Imagine you submit yourself to a world where you cannot differentiate the real from the artificial, where you can still feel physical sensation including pain, where you need to confront your greatest fears, what do you think you would see? A monstrous-looking spider? Someone you trust trying to stab you?
These are the questions I ask myself after seeing Playtest.
Cooper (Wyatt Russell) is in London, after a round-the-world trip, having fled his mother back in New York, avoiding her phone calls and struggling to come to terms with the death of his father from dementia. His bank card is rejected and Sonja (Hannah John-Kamen), a young British woman he has hooked up with, suggests he earn some money by playtesting a new video game with an interactive augmented reality (AR) system. The game is a survival horror experience in which the player needs to endure terrors for as long as possible when visiting a creepy manor. A chip, which has access to the player’s memories and fears, is inserted into the player’s neck, so that he or she can see visual simulations.
Just as Cooper jokes about the conventions of the horror movie genre, we can speculate that the game will soon descend into a nightmare and drive Cooper crazy. But it turns out that all of the psychological torments happen only in his head, and he lasts no more than a second before his brain is fried by a malfunction caused by the interference of his cellphone signal when his mother calls again.
What does this ending tell us?
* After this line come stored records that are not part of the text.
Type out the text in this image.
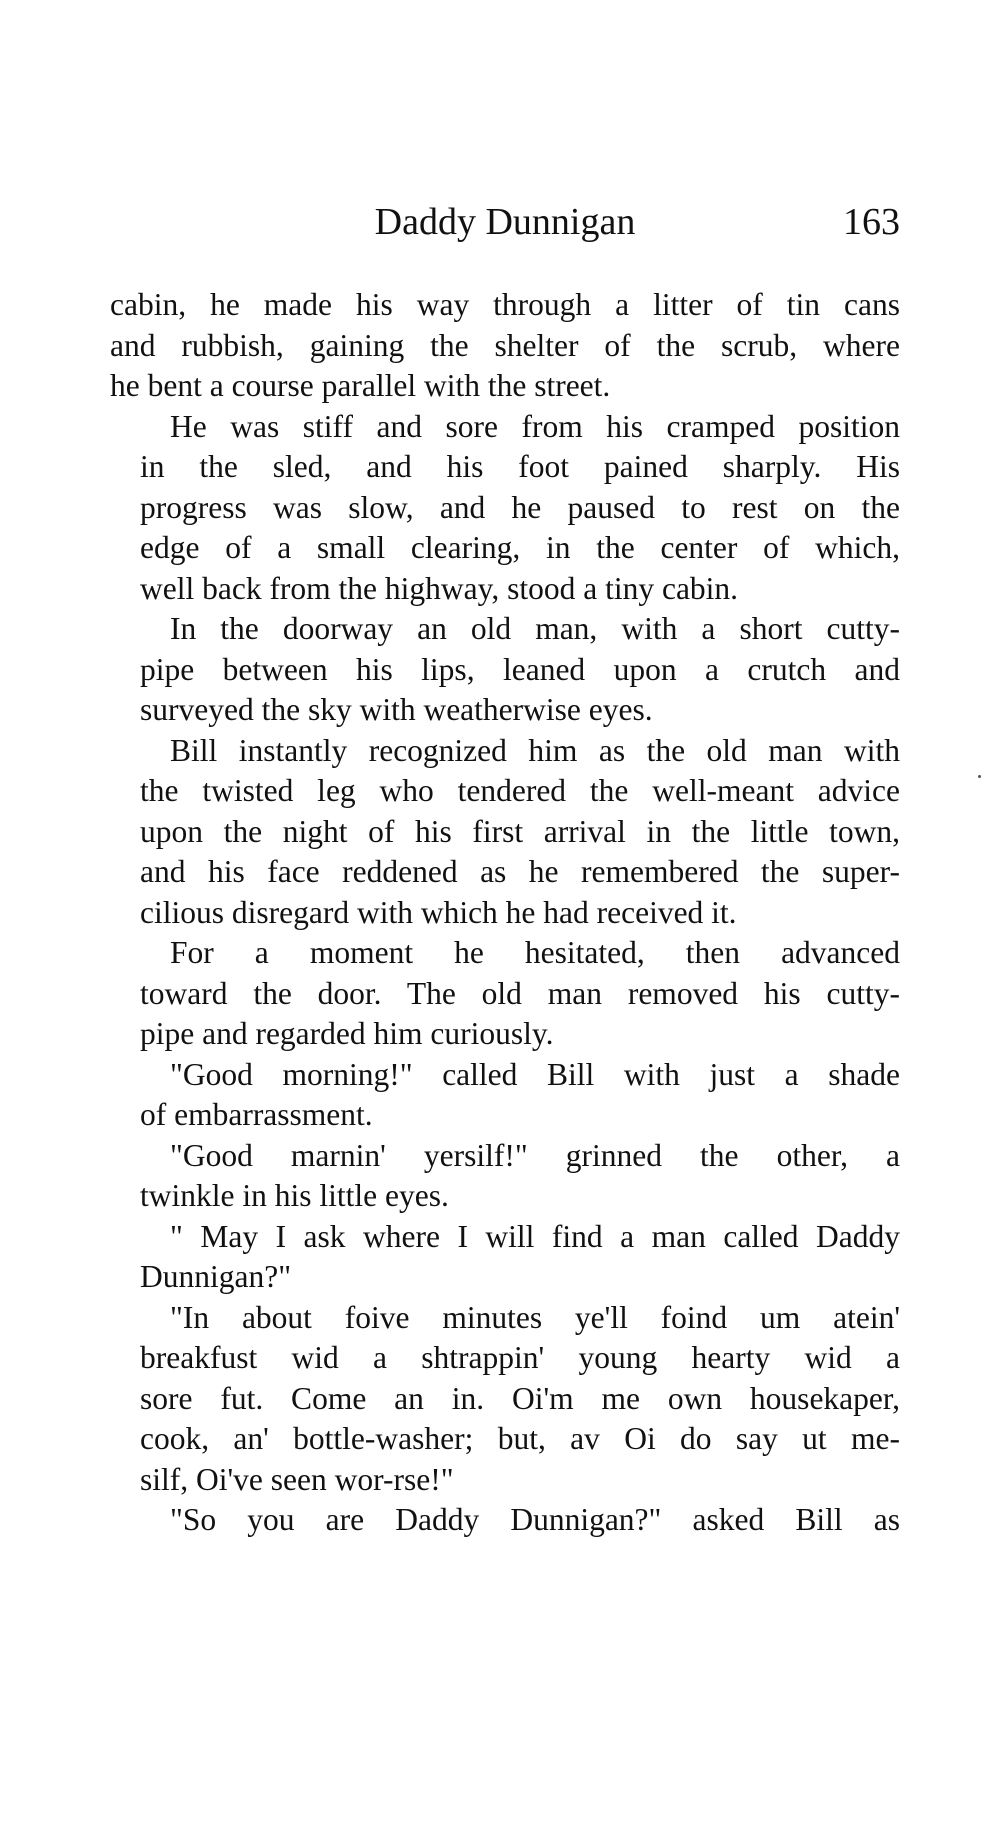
Daddy Dunnigan	163

cabin, he made his way through a litter of tin cans
and rubbish, gaining the shelter of the scrub, where
he bent a course parallel with the street.

He was stiff and sore from his cramped position
in the sled, and his foot pained sharply. His
progress was slow, and he paused to rest on the
edge of a small clearing, in the center of which,
well back from the highway, stood a tiny cabin.

In the doorway an old man, with a short cutty-
pipe between his lips, leaned upon a crutch and
surveyed the sky with weatherwise eyes.

Bill instantly recognized him as the old man with
the twisted leg who tendered the well-meant advice
upon the night of his first arrival in the little town,
and his face reddened as he remembered the super-
cilious disregard with which he had received it.

For a moment he hesitated, then advanced
toward the door. The old man removed his cutty-
pipe and regarded him curiously.

"Good morning!" called Bill with just a shade
of embarrassment.

"Good marnin' yersilf!" grinned the other, a
twinkle in his little eyes.

" May I ask where I will find a man called Daddy
Dunnigan?"

"In about foive minutes ye'll foind um atein'
breakfust wid a shtrappin' young hearty wid a
sore fut. Come an in. Oi'm me own housekaper,
cook, an' bottle-washer; but, av Oi do say ut me-
silf, Oi've seen wor-rse!"

"So you are Daddy Dunnigan?" asked Bill as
Is this story preaching to us that we should switch off our phones when told? That our dishonesty is our own greatest threat? That we should not ignore calls from our mothers? That AR video games are so dangerous that they can possibly lead to death?
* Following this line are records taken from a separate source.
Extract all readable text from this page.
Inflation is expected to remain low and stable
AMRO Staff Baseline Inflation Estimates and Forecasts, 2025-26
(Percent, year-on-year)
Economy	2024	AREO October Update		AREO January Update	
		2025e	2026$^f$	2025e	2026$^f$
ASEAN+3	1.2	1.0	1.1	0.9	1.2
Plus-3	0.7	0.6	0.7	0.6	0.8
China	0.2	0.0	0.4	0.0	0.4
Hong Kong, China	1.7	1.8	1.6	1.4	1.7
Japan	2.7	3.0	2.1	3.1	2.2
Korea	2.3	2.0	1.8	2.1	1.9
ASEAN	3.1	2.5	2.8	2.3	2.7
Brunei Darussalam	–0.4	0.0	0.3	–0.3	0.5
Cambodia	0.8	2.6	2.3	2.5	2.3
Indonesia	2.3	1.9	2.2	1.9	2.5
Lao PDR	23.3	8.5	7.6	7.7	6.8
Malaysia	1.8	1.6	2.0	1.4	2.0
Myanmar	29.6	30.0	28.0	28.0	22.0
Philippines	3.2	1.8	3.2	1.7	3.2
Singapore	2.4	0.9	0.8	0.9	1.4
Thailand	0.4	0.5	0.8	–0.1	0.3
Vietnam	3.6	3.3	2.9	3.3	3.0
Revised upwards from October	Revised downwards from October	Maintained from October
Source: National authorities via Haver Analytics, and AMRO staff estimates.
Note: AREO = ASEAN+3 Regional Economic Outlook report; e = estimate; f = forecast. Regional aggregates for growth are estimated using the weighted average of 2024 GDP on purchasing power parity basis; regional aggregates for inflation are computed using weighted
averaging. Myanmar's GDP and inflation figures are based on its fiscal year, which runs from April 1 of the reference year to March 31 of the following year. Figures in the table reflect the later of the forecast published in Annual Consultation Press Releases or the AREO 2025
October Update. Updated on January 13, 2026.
I think, however, that instead of teaching us a moral lesson like many other Black Mirror episodes, Playtest is rather a story about fears of reality.
Cooper’s trip to London, in the first place, is a getaway from reality, and his disinclination to respond to his mother’s calls is a form of reluctance to face it. After his father’s death, Cooper is afraid of ending up like his father who forgot his loved ones. Worse still, Cooper never knows how to truly communicate with his mother, thus stone-heartedly keeping her at arm’s length.
Playtest is not only a story about a person becoming too immersed in his virtual reality, but more importantly about him confronting his subconscious nightmare which is reality itself. Katie (Wunmi Mosaku), an employee of the gaming company, keeps emphasising that nothing Cooper sees can cause him any physical harm. What she (intentionally) does not tell him, however, is that the visceral horror, tailor-made to one’s own memories and fears, triggers emotional threats which are much more nightmarish and treacherous.
Cooper manages to laugh off the eerie-looking high-school bully as well as an over-sized spider with a human face. Then, Sonja shows up, saying she has set him up to do the playtest before stabbing him. But this turns out to be an unexpected fight after which Cooper, feeling physically pained and irritated, utters his safe word. Things get out of control when he realises he is trapped in the game and his memories are being overwritten. He becomes what he dreads the most: a man with no cognitive functions. Eventually, the horror experience ends with him confronting his most demonic reality, which he has been evading all along: his mother, who, it is revealed, is also afflicted by dementia.
Cooper’s fear of his family tragedy and the episode’s portrayal of VR video-game development are carefully linked in Playtest. When it comes to stories regarding virtual reality, one often repeated theme is exchanging our mundane life for the more alluring artificial world. Playtest, however, suggests that our reality is itself an abandonment of reality. When virtual reality, in this story, becomes a means to help us face our own tragedy and vent our fears, it is not necessarily more artificial than the authentic reality.
So what would you see if you were in the ‘game’?